I don't want this thread to die b/c it was posted during low traffic times.

I was hoping more people would post some more I could cop. :)
 

HeavenShallBurn

First Post
el-remmen said:
"You barely manage to beat back the furry of blows, and you feel cold sweat drip down your back as your situation becomes dire. . ."
Um, I thought this was a Grandma approved site and here you're talking about furry blows ;)
 


el-remmen

Moderator Emeritus
I want to try and give this thread one more chance with another bump. . . I would really love to be ableto compile a list of these types of description for use and creating variations on them. . .
 

LostSoul

Adventurer
So, in D&D hit points represent two things:

1) The meat and flesh of your body.

2) Some sort of cosmic luck, will, endurance, and other non-physical, non-tangible ranking system.

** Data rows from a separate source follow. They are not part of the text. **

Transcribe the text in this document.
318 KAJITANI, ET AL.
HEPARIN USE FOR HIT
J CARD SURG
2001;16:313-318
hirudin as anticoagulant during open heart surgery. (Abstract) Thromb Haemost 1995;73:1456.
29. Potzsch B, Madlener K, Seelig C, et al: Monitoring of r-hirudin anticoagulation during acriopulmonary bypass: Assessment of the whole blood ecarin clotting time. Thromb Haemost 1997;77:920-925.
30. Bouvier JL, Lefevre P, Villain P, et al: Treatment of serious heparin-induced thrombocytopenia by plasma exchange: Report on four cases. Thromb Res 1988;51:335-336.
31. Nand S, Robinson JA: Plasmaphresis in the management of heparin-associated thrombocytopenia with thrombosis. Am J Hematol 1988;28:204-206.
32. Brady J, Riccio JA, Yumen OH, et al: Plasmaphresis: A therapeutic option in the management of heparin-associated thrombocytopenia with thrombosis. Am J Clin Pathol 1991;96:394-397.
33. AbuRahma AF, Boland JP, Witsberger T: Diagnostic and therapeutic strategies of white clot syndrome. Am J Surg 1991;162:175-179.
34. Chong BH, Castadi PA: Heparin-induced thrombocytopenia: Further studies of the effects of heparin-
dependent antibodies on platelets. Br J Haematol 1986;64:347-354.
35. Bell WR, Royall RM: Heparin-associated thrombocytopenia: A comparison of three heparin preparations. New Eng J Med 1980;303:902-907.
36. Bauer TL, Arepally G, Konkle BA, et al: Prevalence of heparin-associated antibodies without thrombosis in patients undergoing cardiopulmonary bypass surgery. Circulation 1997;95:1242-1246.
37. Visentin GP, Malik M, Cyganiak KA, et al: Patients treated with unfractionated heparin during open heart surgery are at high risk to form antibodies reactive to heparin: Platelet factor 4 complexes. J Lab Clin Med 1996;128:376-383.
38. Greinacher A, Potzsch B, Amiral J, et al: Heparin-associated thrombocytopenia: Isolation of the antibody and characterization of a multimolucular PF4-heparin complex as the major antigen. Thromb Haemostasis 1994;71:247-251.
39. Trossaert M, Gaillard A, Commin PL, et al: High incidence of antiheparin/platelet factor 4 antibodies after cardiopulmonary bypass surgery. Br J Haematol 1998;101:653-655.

So here's my question: When you're at the table, and you roll damage on the orc's ax... how do you describe the loss of #2? Do you call it damage? Do you say "He swings by your head, and this takes some of the fight out of you, due to fear"?

  • A bone-jarring parry.
  • A heavy block with your shield that leave you seeing stars.
  • You parry at the last second, and turn a killing blow into one that deflects off your armour.
  • You are forced off-balance to dodge his swing.
  • You barely dodge his vicious axe.
  • The orc swings his axe and forces you into a bad position.
  • You parry the blow. Sweat trickles into your eyes and your arms burn with fatigue.
  • The axe misses your face by a fraction of an inch and your life flashes before your eyes.

edit: Here's Conan taking some hp damage:
Robert E. Howard said:
Heimdul roared and leaped, and his sword flashed in a deathly arc. Conan staggered and his vision was filled with red sparks as the singing blade crashed on his helmet, shivering into bits of blue fire.